C’è qualcosa di disarmante nell’onestà di Matthew Lillard. Mentre Hollywood lo richiama a destra e a manca per riprendere ruoli iconici e affrontarne di nuovi, lui attribuisce tutto alla nostalgia — e lo fa con una risata. “Non penso che a qualcuno piaccia davvero. Sentono solo la nostalgia dei vecchi tempi,” ha detto durante una recente apparizione sul podcast Phase Hero.
Eppure i fatti raccontano un’altra storia. Negli ultimi anni, Lillard è tornato a essere uno dei volti più richiesti del cinema e della televisione horror e di genere: ha ripreso il ruolo di William Afton in Five Nights at Freddy’s (2023) e nel sequel uscito a dicembre 2025, è tornato nei panni di Stu Macher per Scream 7 (uscito in Italia il 28 febbraio 2026), e ha fatto il suo ingresso nel MCU con un ruolo nella seconda stagione di Daredevil: Born Again su Disney+. A tutto questo si aggiungono progetti originali come The Life of Chuck, la serie Cross e un ruolo in Behemoth! di Tony Gilroy, con Pedro Pascal, Will Arnett e Olivia Wilde.
Il flop di Scooby-Doo e gli anni bui
Lillard attribuisce il suo ritorno alla popolarità crescente dei film di Scooby-Doo originali. “‘Scooby-Doo’ uno e due sono più popolari oggi di quanto non lo fossero quando uscirono. Penso che ci sia una strana ondata di nostalgia nel settore, perché la gente ha nostalgia dei tempi andati. Credo che questo sia uno dei motivi per cui sto vivendo questo momento.”

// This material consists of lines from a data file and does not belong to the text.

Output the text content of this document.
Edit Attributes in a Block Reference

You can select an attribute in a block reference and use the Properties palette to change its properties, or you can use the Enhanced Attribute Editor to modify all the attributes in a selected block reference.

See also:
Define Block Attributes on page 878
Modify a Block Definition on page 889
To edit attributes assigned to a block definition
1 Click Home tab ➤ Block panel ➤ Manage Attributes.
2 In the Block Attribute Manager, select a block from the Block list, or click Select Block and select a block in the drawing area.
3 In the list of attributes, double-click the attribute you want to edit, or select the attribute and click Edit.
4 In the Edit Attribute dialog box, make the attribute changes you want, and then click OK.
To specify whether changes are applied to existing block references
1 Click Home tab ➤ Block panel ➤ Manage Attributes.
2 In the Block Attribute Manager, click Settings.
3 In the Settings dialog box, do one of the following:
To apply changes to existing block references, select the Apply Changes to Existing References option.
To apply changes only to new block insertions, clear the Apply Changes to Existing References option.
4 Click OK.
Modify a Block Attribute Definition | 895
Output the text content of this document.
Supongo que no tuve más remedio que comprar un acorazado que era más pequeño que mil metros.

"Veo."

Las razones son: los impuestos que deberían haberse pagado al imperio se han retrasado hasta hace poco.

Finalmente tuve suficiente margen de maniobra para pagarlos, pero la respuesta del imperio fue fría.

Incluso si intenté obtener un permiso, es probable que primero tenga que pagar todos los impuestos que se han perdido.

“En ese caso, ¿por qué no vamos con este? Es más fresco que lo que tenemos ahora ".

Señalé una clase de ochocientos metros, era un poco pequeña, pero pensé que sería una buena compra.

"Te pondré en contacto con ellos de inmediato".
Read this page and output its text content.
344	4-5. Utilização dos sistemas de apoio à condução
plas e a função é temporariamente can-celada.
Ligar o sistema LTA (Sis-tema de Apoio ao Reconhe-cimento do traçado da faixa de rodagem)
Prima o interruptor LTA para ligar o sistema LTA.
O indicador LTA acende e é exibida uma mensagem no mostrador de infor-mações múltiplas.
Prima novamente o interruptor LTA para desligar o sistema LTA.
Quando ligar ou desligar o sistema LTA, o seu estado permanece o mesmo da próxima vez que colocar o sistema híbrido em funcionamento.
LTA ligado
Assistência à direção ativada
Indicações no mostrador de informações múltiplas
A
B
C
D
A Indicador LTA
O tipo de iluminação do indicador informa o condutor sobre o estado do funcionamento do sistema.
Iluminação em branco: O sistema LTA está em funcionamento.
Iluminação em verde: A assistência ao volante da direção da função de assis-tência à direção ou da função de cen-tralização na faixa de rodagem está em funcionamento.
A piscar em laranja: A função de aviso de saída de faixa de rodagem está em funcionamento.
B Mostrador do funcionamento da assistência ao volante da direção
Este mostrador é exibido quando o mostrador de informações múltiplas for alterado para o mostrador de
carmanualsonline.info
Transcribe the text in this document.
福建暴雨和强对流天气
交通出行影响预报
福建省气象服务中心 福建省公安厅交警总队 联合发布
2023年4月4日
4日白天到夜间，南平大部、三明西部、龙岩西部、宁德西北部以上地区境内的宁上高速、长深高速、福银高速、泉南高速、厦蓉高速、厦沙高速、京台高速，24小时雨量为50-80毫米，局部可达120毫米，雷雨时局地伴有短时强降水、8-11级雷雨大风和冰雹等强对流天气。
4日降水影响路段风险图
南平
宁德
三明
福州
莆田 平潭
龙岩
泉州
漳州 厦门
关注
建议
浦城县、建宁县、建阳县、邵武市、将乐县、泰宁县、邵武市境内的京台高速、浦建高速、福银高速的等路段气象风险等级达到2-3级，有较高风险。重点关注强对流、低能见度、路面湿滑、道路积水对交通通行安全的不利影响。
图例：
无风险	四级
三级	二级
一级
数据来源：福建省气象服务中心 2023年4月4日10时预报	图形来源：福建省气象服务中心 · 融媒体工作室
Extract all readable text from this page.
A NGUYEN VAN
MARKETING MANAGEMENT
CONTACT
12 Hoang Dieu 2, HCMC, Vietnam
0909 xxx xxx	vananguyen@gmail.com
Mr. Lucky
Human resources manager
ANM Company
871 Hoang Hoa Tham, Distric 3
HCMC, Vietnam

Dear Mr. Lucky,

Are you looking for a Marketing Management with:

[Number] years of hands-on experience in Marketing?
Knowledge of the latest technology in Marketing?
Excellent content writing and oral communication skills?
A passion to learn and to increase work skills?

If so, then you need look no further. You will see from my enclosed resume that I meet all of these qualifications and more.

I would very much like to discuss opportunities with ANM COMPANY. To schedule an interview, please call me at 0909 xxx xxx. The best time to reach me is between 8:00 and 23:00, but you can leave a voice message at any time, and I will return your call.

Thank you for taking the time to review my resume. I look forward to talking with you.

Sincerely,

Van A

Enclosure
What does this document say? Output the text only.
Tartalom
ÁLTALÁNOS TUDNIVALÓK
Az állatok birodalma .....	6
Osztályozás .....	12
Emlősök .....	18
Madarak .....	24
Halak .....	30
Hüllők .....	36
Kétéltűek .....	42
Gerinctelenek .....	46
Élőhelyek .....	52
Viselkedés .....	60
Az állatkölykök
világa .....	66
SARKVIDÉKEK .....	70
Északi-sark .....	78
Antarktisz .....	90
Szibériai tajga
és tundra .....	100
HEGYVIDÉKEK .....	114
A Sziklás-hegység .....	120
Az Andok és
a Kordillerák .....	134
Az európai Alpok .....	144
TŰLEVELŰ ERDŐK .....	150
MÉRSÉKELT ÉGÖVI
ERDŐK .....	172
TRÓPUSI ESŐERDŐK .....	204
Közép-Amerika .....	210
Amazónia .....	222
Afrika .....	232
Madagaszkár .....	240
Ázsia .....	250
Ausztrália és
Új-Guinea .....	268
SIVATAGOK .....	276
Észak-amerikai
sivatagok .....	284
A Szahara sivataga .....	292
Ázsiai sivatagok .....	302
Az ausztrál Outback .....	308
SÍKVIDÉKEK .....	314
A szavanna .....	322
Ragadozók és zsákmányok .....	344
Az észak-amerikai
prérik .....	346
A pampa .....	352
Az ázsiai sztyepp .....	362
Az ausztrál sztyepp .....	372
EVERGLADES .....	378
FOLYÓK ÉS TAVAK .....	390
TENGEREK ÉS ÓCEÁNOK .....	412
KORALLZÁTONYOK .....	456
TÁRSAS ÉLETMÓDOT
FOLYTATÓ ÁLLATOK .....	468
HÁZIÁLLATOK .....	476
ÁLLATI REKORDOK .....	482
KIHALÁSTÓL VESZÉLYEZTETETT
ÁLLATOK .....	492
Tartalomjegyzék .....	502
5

La storia di come ci è arrivato, però, è tutt’altro che lineare. Dopo Scooby-Doo 2 – Mostri scatenati, Lillard si aspettava che la sua carriera decollasse: “Pensavo che sarei stato al primo posto nel cast per i successivi dieci anni di film.” Invece il film fu un flop al botteghino e il risultato fu l’esatto contrario. L’attore si ritrovò a passare anni quasi esclusivamente come doppiatore, lontano dai set cinematografici e televisivi.
“Ho attraversato periodi buoni e periodi brutti. Sono stato irrilevante e ho pensato che non avrei mai più lavorato,” ha ammesso senza filtri. Un’esperienza che, a suo dire, lo ha costretto a rimettere in discussione le sue priorità come attore, allontanandolo dall’ossessione per la fama e riportandolo al mestiere.
Un futuro sempre più ricco
Il vero punto di svolta è arrivato nel 2023 con Five Nights at Freddy’s, che ha riportato il suo volto sugli schermi davanti a un pubblico enorme. Da quel momento la sua carriera non si è più fermata. Prossimamente lo vedremo nella serie televisiva tratta da Carrie diretta da Mike Flanagan — ancora senza titolo italiano confermato — e nel già citato Behemoth! di Gilroy.
Che la nostalgia sia la molla iniziale o meno, Lillard sembra aver ritrovato una seconda giovinezza professionale. E considerando il numero di progetti in cui è coinvolto, difficile dargli torto anche solo in parte.